Erinnerung: Dieses Projektil steckte im Oberschenkel von August Salzmanns. © Marvin Hinrichsen

August Salzmann und Karl Lipphardt teilen eine bewegte Vergangenheit. Sie sind seit 80 Jahren Mitglieder der Freiwilligen Feuerwehr in Calden.

Hofgeismar – Engagement und Zusammenhalt – das sind nicht nur Werte, die im Verein zählen. Sie haben ihnen auch durch harte Zeiten geholfen. Die beiden 95-Jährigen haben den Zweiten Weltkrieg miterlebt.
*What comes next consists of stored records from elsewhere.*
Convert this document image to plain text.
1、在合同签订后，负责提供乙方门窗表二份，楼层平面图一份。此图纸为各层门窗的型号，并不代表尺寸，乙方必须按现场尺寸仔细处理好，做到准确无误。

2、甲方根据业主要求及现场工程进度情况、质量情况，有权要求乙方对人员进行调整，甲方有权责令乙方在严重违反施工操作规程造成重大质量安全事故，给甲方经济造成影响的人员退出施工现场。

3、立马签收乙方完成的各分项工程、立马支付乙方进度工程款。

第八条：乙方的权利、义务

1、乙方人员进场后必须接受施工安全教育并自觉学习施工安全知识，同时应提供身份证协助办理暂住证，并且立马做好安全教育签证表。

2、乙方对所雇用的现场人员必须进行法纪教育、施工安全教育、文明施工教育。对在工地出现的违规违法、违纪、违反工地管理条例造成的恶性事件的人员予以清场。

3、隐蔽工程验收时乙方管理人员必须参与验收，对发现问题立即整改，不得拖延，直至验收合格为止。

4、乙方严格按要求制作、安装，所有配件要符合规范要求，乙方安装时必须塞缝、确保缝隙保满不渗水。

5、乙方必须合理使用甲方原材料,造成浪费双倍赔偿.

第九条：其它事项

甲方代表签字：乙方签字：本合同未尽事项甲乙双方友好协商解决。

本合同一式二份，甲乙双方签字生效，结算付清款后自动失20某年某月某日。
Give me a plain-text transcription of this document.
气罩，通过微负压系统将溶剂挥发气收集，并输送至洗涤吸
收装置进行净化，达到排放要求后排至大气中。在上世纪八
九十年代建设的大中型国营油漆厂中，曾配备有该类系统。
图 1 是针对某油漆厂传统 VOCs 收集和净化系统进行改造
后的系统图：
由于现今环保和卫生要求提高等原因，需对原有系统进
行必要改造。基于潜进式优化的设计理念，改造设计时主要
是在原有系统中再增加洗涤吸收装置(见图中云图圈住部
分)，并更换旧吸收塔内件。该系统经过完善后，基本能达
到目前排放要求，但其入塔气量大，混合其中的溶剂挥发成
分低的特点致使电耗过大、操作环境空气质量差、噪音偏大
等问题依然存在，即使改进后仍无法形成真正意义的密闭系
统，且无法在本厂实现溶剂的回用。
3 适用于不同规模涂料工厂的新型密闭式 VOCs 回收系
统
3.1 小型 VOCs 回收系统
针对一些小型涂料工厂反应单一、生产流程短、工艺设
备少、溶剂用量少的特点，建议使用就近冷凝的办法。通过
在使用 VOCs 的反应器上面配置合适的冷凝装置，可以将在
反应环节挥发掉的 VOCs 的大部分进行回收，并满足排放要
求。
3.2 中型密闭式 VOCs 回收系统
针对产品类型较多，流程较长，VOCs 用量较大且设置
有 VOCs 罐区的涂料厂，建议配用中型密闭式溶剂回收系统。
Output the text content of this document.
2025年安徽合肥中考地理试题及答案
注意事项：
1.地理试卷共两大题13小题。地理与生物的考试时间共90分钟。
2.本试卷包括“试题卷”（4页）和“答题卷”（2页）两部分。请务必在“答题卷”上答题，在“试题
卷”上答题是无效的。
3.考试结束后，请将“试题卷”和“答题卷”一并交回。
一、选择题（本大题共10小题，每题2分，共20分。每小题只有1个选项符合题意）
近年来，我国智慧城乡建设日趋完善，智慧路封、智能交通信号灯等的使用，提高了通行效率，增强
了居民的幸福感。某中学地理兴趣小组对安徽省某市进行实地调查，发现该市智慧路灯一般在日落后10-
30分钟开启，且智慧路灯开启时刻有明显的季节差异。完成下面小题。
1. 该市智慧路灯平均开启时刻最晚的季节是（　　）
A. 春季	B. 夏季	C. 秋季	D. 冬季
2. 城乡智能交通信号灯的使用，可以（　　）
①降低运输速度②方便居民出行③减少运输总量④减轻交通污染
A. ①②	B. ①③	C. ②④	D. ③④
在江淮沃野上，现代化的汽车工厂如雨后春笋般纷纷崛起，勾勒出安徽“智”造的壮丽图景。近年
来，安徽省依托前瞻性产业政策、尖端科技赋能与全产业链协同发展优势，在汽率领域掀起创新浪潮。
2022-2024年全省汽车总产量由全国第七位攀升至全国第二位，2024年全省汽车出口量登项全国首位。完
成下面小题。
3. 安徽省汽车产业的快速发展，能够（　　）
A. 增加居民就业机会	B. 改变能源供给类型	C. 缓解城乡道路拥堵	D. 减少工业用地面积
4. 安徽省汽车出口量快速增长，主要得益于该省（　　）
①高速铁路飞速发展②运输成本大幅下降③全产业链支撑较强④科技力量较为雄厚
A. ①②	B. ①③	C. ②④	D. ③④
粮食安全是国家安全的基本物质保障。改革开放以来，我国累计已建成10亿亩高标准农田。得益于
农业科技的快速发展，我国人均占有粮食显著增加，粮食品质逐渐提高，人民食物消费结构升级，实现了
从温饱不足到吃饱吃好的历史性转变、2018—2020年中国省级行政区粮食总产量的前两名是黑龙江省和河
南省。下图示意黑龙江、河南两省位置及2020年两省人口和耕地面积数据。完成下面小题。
Lipphardt wurde bereits für seine außergewöhnliche lange Mitgliedschaft geehrt, Salzmann wird noch ausgezeichnet.

Wir haben sie aus ihrem Feuerwehr-Leben erzählen lassen. Diese Jahre seien voll von besonderen Erlebnissen und Erinnerungen, da sind sich beide einig.

Die Motivation

Die Begeisterung für die Mitgliedschaft in der Feuerwehr erlangte Lipphardt vor vielen Jahrzehnten durch seinen damaligen Nachbarn, der ihm immer von dem Vereinsleben erzählte und zu einer Sitzung mitgenommen hat. „Heute ist Feuerwehr-Sitzung, da kommst du mit, sagte er“, erinnert sich der 95-Jährige. Es sei damals normal gewesen, sich in Vereinen zu engagieren. Bei Salzmann waren es ähnliche Beweggründe. Auch er sei bereits mit 15 Jahren in die Feuerwehr eingetreten.

Die Kriegszeit

Es war ein anderes Feuerwehrleben, das die zwei Männer vor allem in der Anfangszeit führten. Von der Lebensrealität der heutigen Vereinsarbeit ist dieses weit entfernt.

Im Zweiten Weltkrieg war der 15-jährige Karl Lipphardt bei den Bombenangriffen auf Kassel als einer der ersten Feuerwehrleute vor Ort. Eines der Erlebnisse, die in seinem Gedächtnis besonders haften geblieben sind, war der Bombenangriff 1943. Er sei als erster Junge aus Calden auf der Landesfeuerwehrschule gewesen.

Dort sei es nach dem Unterricht gängig gewesen, mit den Kameraden noch in die Stadt zu gehen. An einem Abend, bevor vor sie sich wieder bereit machen wollten, bat der Ausbilder darum, nicht wie üblich nach dem Unterricht in die Stadt zu gehen.

„Jungs, ich will euch mal was sagen, ich habe heute so ein ungutes Gefühl“, erinnert sich Lipphardt an die Worte seines Ausbilders. Dieser sollte recht behalten. Denn es war keine Stunde vergangen, da hörten die Schüler den Fliegeralarm, der vor den feindlichen Bombern warnte. „Womöglich verdanke ich dem Ausbilder mein Leben“, schildert Lipphardt.

Anfang 1944 wurde er an die Front zur Ardennenoffensive geschickt. Eine Rippenfellentzündung hatte zufolge, dass er ins Lazarett musste. Von Munsterlager ging es nach Süddeutschland. Dort geriet der gebürtige Caldener in amerikanische Kriegsgefangenschaft.

Auch für Salzmann war das prägendste Erlebnis der Bombenangriff auf Kassel 1943. Als der Fliegeralarm ertönte, der vor den Bombern warnen sollte, seien sie sofort ausgerückt. Mit einem Trecker und einer Motorspritze sei es dann in das Inferno gegangen. „Auf dem Weg haben wir noch die Bomben fallen hören“, erinnert sich Salzmann.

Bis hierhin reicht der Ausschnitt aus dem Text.